What we first had to battle were some of the assumptions about Cloud. Many of these assumptions weren’t 100% right, or painted a picture much different than the reality we have experienced. First of all, there is an assumption that Cloud means a significant reduction in IT headcount, especially at the top. This is NOT a requirement for a positive ROI. It’s a business decision, but companies larger than 50 generally need at least one person on-site to continue to deliver to their users specific services that are not cost effective to outsource. In addition, the skills of IT Leadership are necessary in many other areas of the business, especially given the industry and tribal knowledge contained in their brains. IT Leaders can continue to be useful in business-facing roles based on their industry and the tribal knowledge gained during their tenure (discussed later).
Second, some people think a Cloud solution will limit the software options available to the business. The software industry is actually moving towards more and more packages architected for the cloud, so this is becoming less of an issue all the time. Similarly, we have a few clients who installed applets to help with a business process or report, and thus do not want to lose that functionality by using a cloud desktop. Often times though, we find the user didn’t know of the functionality of an existing software installed across the company. The IT Director and his team can view this as an opportunity to show new features across the organization, and the IT Leader is in the best position to demonstrate these features to the entire business, and save the day.
NOTE: Some of our clients have applets which are not designed for the cloud. This can become an issue during the sales/implementation process. One industry known for applets is the legal industry. For more on that topic, see our section “Funny stories from the field”).
Many of the benefits of moving to the Cloud have been described very well over the last few years. Generally speaking, a Cloud-based infrastructure provides a more mature service delivery model and a higher level of security than many organizations can afford to build into their in-house IT infrastructure. The Cloud can also reduce the cost impact of BYOD (Bring Your Own Device) policies, and can even offer an overall lower cost of IT operations, particularly if the organization is facing a major hardware infrastructure refresh.
These benefits are great, but there also are a number of future-state benefits that will help improve the organization. The IT Leader has the skills that will complement in-flight and future projects designed to increase data availability, improve business processes and provide more analytical reporting. The first skill that will be needed (and can be delivered by the IT Leadership) is effective vendor management. When your technology is no longer a box in a closet, but a stream of information being piped-in through a data-line, the skills for managing the service and the relationship become much more important. These skills include contract management, service bundling, negotiation skills, remaining informed of technology trends, and assessing risk, among others.

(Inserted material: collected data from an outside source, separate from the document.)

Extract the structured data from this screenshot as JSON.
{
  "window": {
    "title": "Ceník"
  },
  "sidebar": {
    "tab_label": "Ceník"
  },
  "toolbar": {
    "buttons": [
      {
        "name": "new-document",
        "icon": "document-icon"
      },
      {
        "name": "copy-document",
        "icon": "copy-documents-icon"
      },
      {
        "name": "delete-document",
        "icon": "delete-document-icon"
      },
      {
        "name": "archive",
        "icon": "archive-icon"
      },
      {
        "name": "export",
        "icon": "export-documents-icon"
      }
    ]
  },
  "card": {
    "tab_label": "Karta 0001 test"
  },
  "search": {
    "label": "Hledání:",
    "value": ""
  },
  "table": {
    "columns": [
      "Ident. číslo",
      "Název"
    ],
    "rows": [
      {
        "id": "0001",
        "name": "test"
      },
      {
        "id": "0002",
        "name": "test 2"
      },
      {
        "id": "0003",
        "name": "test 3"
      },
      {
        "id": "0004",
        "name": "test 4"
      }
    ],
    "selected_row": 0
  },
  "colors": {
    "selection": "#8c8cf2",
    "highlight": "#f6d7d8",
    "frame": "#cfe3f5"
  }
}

Another skill needed by the company will be planning for large projects. Before the transition to the cloud, many of the organization’s IT projects required significant planning for timeline, resources, costs, and risk mitigation – skills that were provided by IT Leadership. These skills are readily re-deployable (and VERY needed) within the business user community.
The business community can benefit from an IT Leader’s perspective on technology enhancements on native software expansion projects. Having an IT resource to identify a business requirement that will increase the cost by 25%, or increase the timeline by 6 months is invaluable in the early-stage project discussions. While many of the applications and products available to business are standardizing their offerings, these impacts still occur on home-grown applications. The presence of an IT Leader will provide immediate value by increasing IT’s presence and input into current business projects.
We’re not alone in this thinking. In fact, the consulting firm Deloitte issued a report (covered by the Wall Street Journal) identifying the roles/skills that will benefit. “IT leaders at Enterasys, Aricent, and UCSF say business demand for their services is increasing, and the move to cloud computing is allowing their IT organizations to focus on “value-added” activities like high-end software development, business analytics, enterprise architecture, and strategic vendor relationship management.” Source.
The net impact of the move to the cloud isn’t necessarily a reduction in the IT resources (especially the leaders), but a change in the needs of technology knowledge workers. So when you think about it, “Cloud” is good news for IT Leaders and resources, so long as you want to work with the business on higher value projects and increase your own brand and skills.